Peygamberimiz bir adamı îmana çağırdı
İnsanın yaratılış gâyesi; îmânı kazanmak ve îmanı son nefese kadar koruyubilmektir. Îmanlı ölme sınavında başarılı olmaktır. Bundan daha ehem ve daha elzem bir mesele yoktur.
Tahkîkî îmanla ölmek, ebedî mutluluğa doğmaktır ve Cennete uçmaktır. Saâdet saraylarına seyâhattir. Îmanlı ölüm, zindân-ı dünyadan bostân-ı cinâna, yani cennet bahçelerine uçmaktır. Ehl-i îman için ölüm; dost, akraba ve arkadaşlara kavuşmaktır.
Resûlullah sallallahu aleyhi ve sellem bir adamı îmana dâvet etti. O adam da: Benim ölmüş kızımı diriltmez isen sana îman etmem, dedi.
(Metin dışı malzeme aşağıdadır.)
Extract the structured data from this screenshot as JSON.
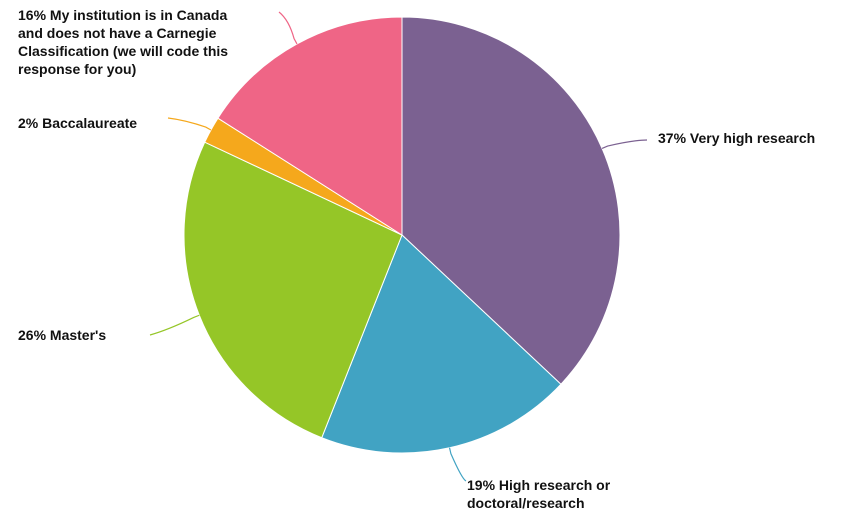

Resûl-i Ekrem Sallallâhu aleyhi ve sellem: “Onun kabrini bana göster!” buyurdu.
Adam kabri gösterdi. Resûl-i Ekrem (sav) kızın ismini söyliyerek: “Yâ filâne, yâ filanın kızı! diye seslendi. Kabirdeki kız çocuğu: Lebbeyke ve sa’deyke!”(emret, buyur ey Allâh’ın Resûlü) diye cevap verdi. Resûlullah ona: “Yeniden dünyâya gelip annenin ve babanın yanına dönmek ister misin?” dedi.
Şimdi sosyolojik açıdan bu olaya bakalım. Dünyadaki küçük bir kız çocuğuna: “Sana altından, zümrütten saraylar verilecek! Orada beyler ve pâdişahlar gibi yaşayacaksın! Anne ve babandan ayrı kalıp bu saraylarda yaşar mısın?”desek, kesinlikle ebeveyninden ayrılmak istemez. Fakat kabirdeki kız peygamberimize şöyle cevap verdi: “Yok, vallahi yâ Resûlallah, ben anamdan ve babamdan daha hayırlısını buldum. Âhireti ise bu dünyâdan daha çok hayırlı gördüm.”
Demekk ki; gerçek mutluluk, hakîkî huzur ve ebeveyn sevgisini bile unutturan hakîkî mutluluk ölüm sonrası hayattadır.
Îman, ihlas, istikâmet ve sünnet üzere kalınız.